At the age of 11 I brought a stick insect home from school.
My pal had been selling them to anyone daft enough to want one, and I was one of those who happily parted with 20 pence.
I kept it in the now empty and redundant fish tank without mentioning anything to my mum about the transaction and the new addition to the family.
My mother’s fear of anything creepy crawly would have meant the end for stick!
All was well until it started laying eggs.
I could have just got rid of them but,, no, I collected them up and put them in a desk drawer.
I can still remember the piercing scream let out by my mum as she pulled open the desk a few days later to be confronted by a swarm of the stick-like things.

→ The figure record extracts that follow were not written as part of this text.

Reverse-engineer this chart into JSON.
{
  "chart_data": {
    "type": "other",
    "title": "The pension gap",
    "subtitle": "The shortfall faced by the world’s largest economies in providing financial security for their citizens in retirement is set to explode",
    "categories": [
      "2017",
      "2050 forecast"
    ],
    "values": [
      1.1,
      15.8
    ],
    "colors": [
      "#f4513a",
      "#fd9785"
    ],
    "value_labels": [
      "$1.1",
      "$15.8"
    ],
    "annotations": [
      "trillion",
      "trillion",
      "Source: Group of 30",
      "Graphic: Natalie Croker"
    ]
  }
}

Jeez, there were hundreds of them all over the bedroom by the time I’d got the courage to go up stairs and find out what all the fuss was about. I knew, of course.
I’m remembering all this because my two girls have just got guinea pigs as pets.
It’s alright I can tolerate them,, but there’s already talk of getting a dog.
My suggestions of a stick insect or tortoise have,sadly, already been rejected.